Reading List

Your Papal Homework Assignment

Prepare for the pope’s America visit with these books, articles, and Web sites about him and the Catholic Church.

For more on the pope’s visit, read “ On Faith,” a blog on religion produced by the Washington Post and Newsweek.  Religion professor Donna Freitas makes three wishes for the Catholic church.  On Faith’s Sally Quinn interviews clergy-abuse victim Barbara Blaine. Anthony Stevens-Arroyo discusses the pope as a defender of faith. And “Campus Catholic” Elizabeth Tenety writes on faith, hope, and love.

Pope Benedict XVI

My biggest complaint about how religion is covered in the media, and I certainly don’t exempt myself from this criticism, is that journalists will go to almost any length to avoid writing about—how to put this?—God. So, in honor of this week’s visit of Pope Benedict XVI, I’m going to buck both convention and my own inclination to slink in through the side door and recommend Benedict’s Jesus of Nazareth. It is not a quick read. But it is subtle and revelatory and scholarly in the best sense. So much so that it made me wonder how much Joseph Ratzinger ever really enjoyed his work at the Congregation for the Doctrine of the Faith, where until three years ago, as the old T-shirt I have says, he’d been “putting the smackdown on heresy since 1981.”
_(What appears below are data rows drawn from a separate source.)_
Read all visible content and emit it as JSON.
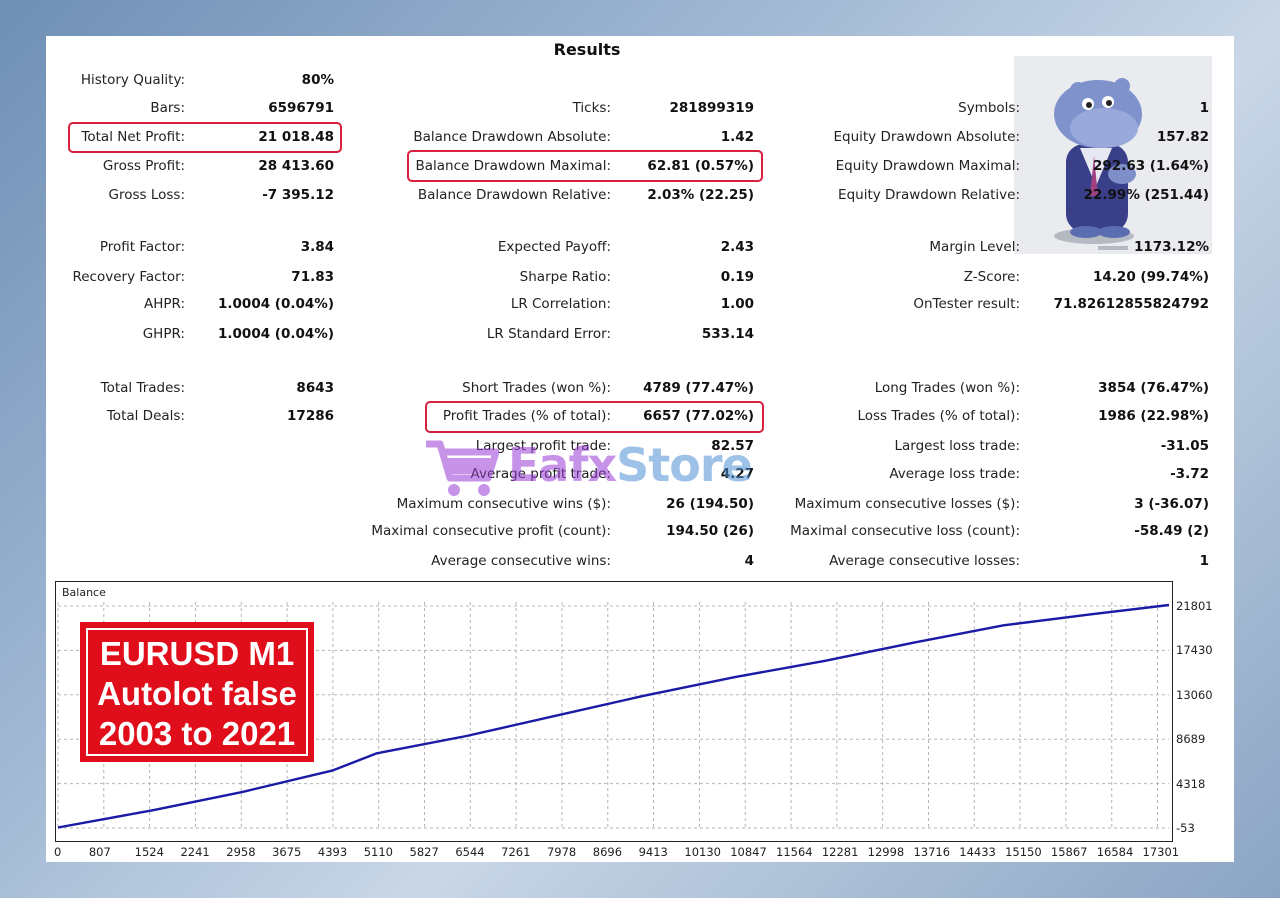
{
  "title": "Results",
  "col1": [
    {
      "label": "History Quality:",
      "value": "80%"
    },
    {
      "label": "Bars:",
      "value": "6596791"
    },
    {
      "label": "Total Net Profit:",
      "value": "21 018.48"
    },
    {
      "label": "Gross Profit:",
      "value": "28 413.60"
    },
    {
      "label": "Gross Loss:",
      "value": "-7 395.12"
    },
    {
      "label": "Profit Factor:",
      "value": "3.84"
    },
    {
      "label": "Recovery Factor:",
      "value": "71.83"
    },
    {
      "label": "AHPR:",
      "value": "1.0004 (0.04%)"
    },
    {
      "label": "GHPR:",
      "value": "1.0004 (0.04%)"
    },
    {
      "label": "Total Trades:",
      "value": "8643"
    },
    {
      "label": "Total Deals:",
      "value": "17286"
    }
  ],
  "col2": [
    {
      "label": "Ticks:",
      "value": "281899319"
    },
    {
      "label": "Balance Drawdown Absolute:",
      "value": "1.42"
    },
    {
      "label": "Balance Drawdown Maximal:",
      "value": "62.81 (0.57%)"
    },
    {
      "label": "Balance Drawdown Relative:",
      "value": "2.03% (22.25)"
    },
    {
      "label": "Expected Payoff:",
      "value": "2.43"
    },
    {
      "label": "Sharpe Ratio:",
      "value": "0.19"
    },
    {
      "label": "LR Correlation:",
      "value": "1.00"
    },
    {
      "label": "LR Standard Error:",
      "value": "533.14"
    },
    {
      "label": "Short Trades (won %):",
      "value": "4789 (77.47%)"
    },
    {
      "label": "Profit Trades (% of total):",
      "value": "6657 (77.02%)"
    },
    {
      "label": "Largest profit trade:",
      "value": "82.57"
    },
    {
      "label": "Average profit trade:",
      "value": "4.27"
    },
    {
      "label": "Maximum consecutive wins ($):",
      "value": "26 (194.50)"
    },
    {
      "label": "Maximal consecutive profit (count):",
      "value": "194.50 (26)"
    },
    {
      "label": "Average consecutive wins:",
      "value": "4"
    }
  ],
  "col3": [
    {
      "label": "Symbols:",
      "value": "1"
    },
    {
      "label": "Equity Drawdown Absolute:",
      "value": "157.82"
    },
    {
      "label": "Equity Drawdown Maximal:",
      "value": "292.63 (1.64%)"
    },
    {
      "label": "Equity Drawdown Relative:",
      "value": "22.99% (251.44)"
    },
    {
      "label": "Margin Level:",
      "value": "1173.12%"
    },
    {
      "label": "Z-Score:",
      "value": "14.20 (99.74%)"
    },
    {
      "label": "OnTester result:",
      "value": "71.82612855824792"
    },
    {
      "label": "Long Trades (won %):",
      "value": "3854 (76.47%)"
    },
    {
      "label": "Loss Trades (% of total):",
      "value": "1986 (22.98%)"
    },
    {
      "label": "Largest loss trade:",
      "value": "-31.05"
    },
    {
      "label": "Average loss trade:",
      "value": "-3.72"
    },
    {
      "label": "Maximum consecutive losses ($):",
      "value": "3 (-36.07)"
    },
    {
      "label": "Maximal consecutive loss (count):",
      "value": "-58.49 (2)"
    },
    {
      "label": "Average consecutive losses:",
      "value": "1"
    }
  ],
  "watermark": {
    "part1": "Eafx",
    "part2": "Store",
    "icon": "shopping-cart-icon"
  },
  "logo": {
    "icon": "hippo-mascot-icon"
  },
  "overlay_lines": [
    "EURUSD M1",
    "Autolot false",
    "2003 to 2021"
  ],
  "colors": {
    "highlight": "#d81f3c",
    "overlay": "#e00d1b",
    "balance_line": "#1a1aa6",
    "grid": "#b5b5b5"
  },
  "chart_data": {
    "type": "line",
    "title": "Balance",
    "xlabel": "",
    "ylabel": "",
    "x_ticks": [
      "0",
      "807",
      "1524",
      "2241",
      "2958",
      "3675",
      "4393",
      "5110",
      "5827",
      "6544",
      "7261",
      "7978",
      "8696",
      "9413",
      "10130",
      "10847",
      "11564",
      "12281",
      "12998",
      "13716",
      "14433",
      "15150",
      "15867",
      "16584",
      "17301"
    ],
    "y_ticks": [
      "21801",
      "17430",
      "13060",
      "8689",
      "4318",
      "-53"
    ],
    "ylim": [
      -53,
      21801
    ],
    "xlim": [
      0,
      17800
    ],
    "grid": true,
    "series": [
      {
        "values_x": [
          0,
          1524,
          2958,
          4393,
          5110,
          6544,
          7978,
          9413,
          10847,
          12281,
          13716,
          15150,
          16584,
          17800
        ],
        "values_y": [
          0,
          1700,
          3500,
          5600,
          7300,
          9000,
          11000,
          13000,
          14800,
          16400,
          18200,
          19900,
          21000,
          21900
        ]
      }
    ]
  }
}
Another must-read for those interested in a nuanced view of John Paul’s successor is David Gibson’s biography of him, The Rule of Benedict: Pope Benedict XVI and His Battle With the Modern World,and, in particular, his fascinating chapter “A German Soul”: ” ‘The Germans,’ Goethe once said, ‘make everything difficult, both for themselves and for everyone else.’ … The thread running through all things German, however, is an obsessive quest for the authentic, the authentic German, the authentic emotion, the authentic philosophy, the authentic esthetic, the authentic faith. Germans want to know where the truth is to be found, and they will risk anything and betray anyone, even themselves, to get it.” Gibson makes me feel for the young Ratzinger, who was born in Bavaria two weeks before Hitler held his first Nazi rally and grew up attending Mass three times each Sunday and moving from one village to another “because his father ‘had simply said too much against the brownshirts.’ ” (Gibson is also keeping an all-Benedict-all-the-time blog through the end of the pope’s visit. It’s called Benedictions: Blogging the Pope in America, at Beliefnet.com.)
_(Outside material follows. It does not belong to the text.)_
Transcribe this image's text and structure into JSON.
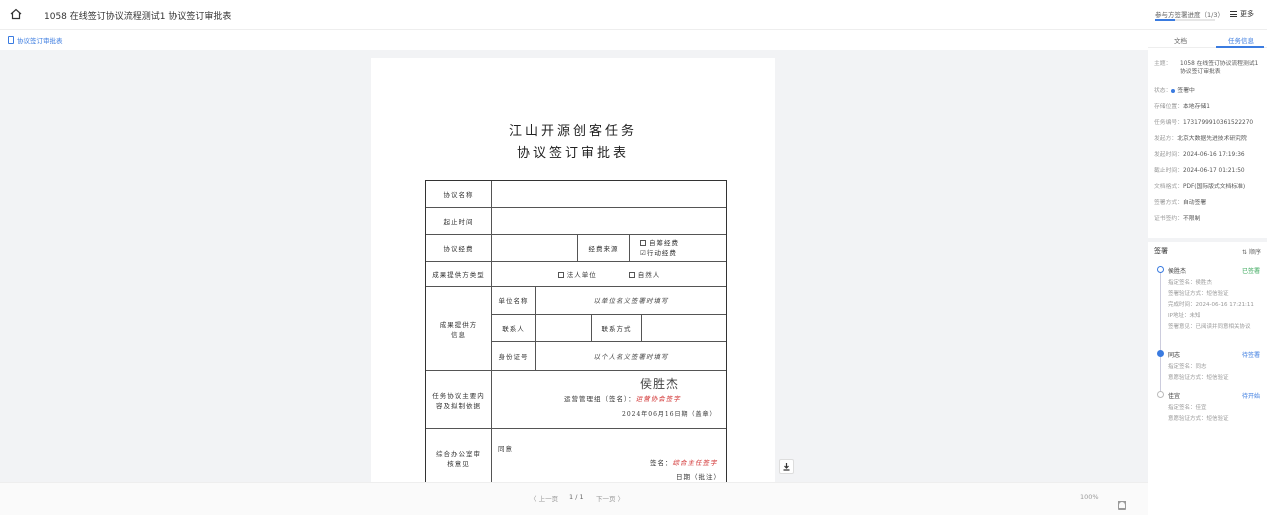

Commonweal recently published a terrific cover story by Robert Ellsberg based on his introduction to The Duty of Delight: The Diaries of Dorothy Day, due out later this month. The Catholic Worker founder’s journals were sealed for 25 years after her death. In them, she writes of traveling to Cuba at the time of the missile crisis, fasting for peace in Rome during the Second Vatican Council, and getting thrown in jail at age 75, along with some picketing United Farm Workers.

For a history of the Catholic Church in America, you cannot do better than the thrillingly evenhanded (not an oxymoron just this once) Catholicism and American Freedom by John T. McGreevy. If I had not been a cradle Catholic, George Weigel’s Letters to a Young Catholicmight make me want to convert. And though spending time in Rome has been known to have the opposite effect, spiritual tourists might want to pick up A Catholic’s Guide to Rome: Discovering the Soul of the Eternal City, by Frank Korn, a pocket-sized encyclopedia of some of the most undeservedly overlooked churches in Christendom.